Arc System Works amplia il proprio catalogo con un progetto inedito che si allontana temporaneamente dai picchiaduro per abbracciare l’azione e l’avventura in chiave narrativa. Damon and Baby debutterà infatti il 26 marzo su PlayStation 5, PlayStation 4 e PC via Steam, proponendo una miscela di sparatorie, esplorazione e meccaniche strategiche incastonate in un racconto dai toni fiabeschi ma attraversato da ombre dark fantasy.
Il gioco segue il viaggio del Signore dei Demoni Damon, privato dei propri poteri e legato da una maledizione a un enigmatico bambino affidatogli come ultimo desiderio di un amico scomparso. Per spezzare il vincolo, i due devono raggiungere il Regno Celeste, mentre orde di creature infernali li inseguono con l’intento di sottrarre il piccolo. Un incipit semplice, che diventa il motore di un’avventura costruita su ritmo costante e scelte di movimento sempre ragionate.

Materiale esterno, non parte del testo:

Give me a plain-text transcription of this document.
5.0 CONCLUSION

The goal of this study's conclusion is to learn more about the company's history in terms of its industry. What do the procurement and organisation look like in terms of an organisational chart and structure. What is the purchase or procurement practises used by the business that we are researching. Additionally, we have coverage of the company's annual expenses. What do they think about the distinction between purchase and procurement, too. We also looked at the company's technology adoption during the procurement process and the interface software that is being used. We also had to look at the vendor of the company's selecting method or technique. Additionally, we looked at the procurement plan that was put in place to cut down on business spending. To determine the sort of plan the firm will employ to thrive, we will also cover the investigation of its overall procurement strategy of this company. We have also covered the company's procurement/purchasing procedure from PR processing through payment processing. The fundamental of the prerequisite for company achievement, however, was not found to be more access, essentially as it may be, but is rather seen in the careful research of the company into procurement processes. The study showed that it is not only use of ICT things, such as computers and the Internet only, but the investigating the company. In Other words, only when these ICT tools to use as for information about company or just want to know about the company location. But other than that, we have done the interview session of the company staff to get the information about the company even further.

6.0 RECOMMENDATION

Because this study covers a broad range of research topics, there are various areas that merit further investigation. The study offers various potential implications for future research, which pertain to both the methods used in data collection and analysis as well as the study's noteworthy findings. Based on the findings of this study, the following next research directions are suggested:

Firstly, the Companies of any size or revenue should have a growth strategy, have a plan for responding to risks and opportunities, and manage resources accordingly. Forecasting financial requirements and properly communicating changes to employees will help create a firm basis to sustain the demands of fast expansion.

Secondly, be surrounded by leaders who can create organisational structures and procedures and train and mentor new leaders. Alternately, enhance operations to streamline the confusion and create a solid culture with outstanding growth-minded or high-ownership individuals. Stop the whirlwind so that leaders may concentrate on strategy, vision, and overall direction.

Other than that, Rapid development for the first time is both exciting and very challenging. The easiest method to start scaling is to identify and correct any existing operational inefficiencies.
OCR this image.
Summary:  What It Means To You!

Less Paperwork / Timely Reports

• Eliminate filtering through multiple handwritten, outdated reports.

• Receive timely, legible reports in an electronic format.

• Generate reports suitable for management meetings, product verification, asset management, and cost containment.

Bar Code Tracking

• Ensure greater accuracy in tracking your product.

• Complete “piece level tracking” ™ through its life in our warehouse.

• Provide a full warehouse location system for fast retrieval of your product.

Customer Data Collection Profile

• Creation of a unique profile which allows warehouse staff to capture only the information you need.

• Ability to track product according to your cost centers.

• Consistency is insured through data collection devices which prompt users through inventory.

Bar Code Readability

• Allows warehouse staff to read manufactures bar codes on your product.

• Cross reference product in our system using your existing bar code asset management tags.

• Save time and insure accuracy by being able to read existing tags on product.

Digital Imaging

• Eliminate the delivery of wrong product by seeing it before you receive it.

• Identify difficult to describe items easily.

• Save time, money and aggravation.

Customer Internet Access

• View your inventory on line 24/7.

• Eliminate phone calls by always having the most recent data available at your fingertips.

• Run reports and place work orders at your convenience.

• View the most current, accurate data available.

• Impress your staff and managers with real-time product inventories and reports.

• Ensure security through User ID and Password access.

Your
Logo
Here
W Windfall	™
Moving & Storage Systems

Un’azione classica con un’idea di design fuori dagli schemi
Alla base dell’esperienza si trovano i fondamenti dell’action a scorrimento: salto, schivata, fuoco continuo e controllo dello spazio. Damon and Baby introduce però una soluzione originale che modifica radicalmente l’approccio agli scontri. Con il cosiddetto “Baby Jump”, Damon può lanciare in avanti il bambino e teletrasportarsi istantaneamente nel punto d’atterraggio, trasformando il piccolo in una sorta di ancora mobile.
Il risultato è una mobilità imprevedibile che apre a tattiche offensive e difensive inedite: aggirare gruppi di nemici, superare ostacoli ambientali o sfuggire a situazioni critiche diventa parte integrante del combattimento. Lungo il percorso, la mappa nasconde armi, oggetti, ingredienti e collezionabili che ampliano le possibilità strategiche, mentre l’ampio bestiario – oltre ottanta tipologie di avversari – richiede l’uso di equipaggiamenti e approcci differenti.

Tra pop art e citazioni per i fan dello studio
Sul piano stilistico, il progetto porta la firma di Daisuke Ishiwatari, mente creativa dietro la serie Guilty Gear. Il character design fonde colori accesi, suggestioni pop e atmosfere cupe, creando un contrasto visivo che si riflette anche nei toni della narrazione. Non mancheranno inoltre piccoli cameo e riferimenti dedicati agli appassionati dei lavori storici dello studio, inclusi richiami a BlazBlue.
Accanto alla campagna principale, è prevista anche una modalità cooperativa locale offline, che consente a un secondo giocatore di controllare il fedele cane di Damon, aggiungendo una dimensione collaborativa all’esplorazione e agli scontri. Una scelta che rafforza l’idea di un’avventura condivisa, capace di alternare leggerezza e tensione.

Con la possibilità di inserirlo fin d’ora nella lista dei desideri su tutte le piattaforme, Damon and Baby si presenta come una proposta atipica per Arc System Works, ma coerente con la volontà dello studio di sperimentare linguaggi e generi diversi senza rinunciare alla propria identità autoriale.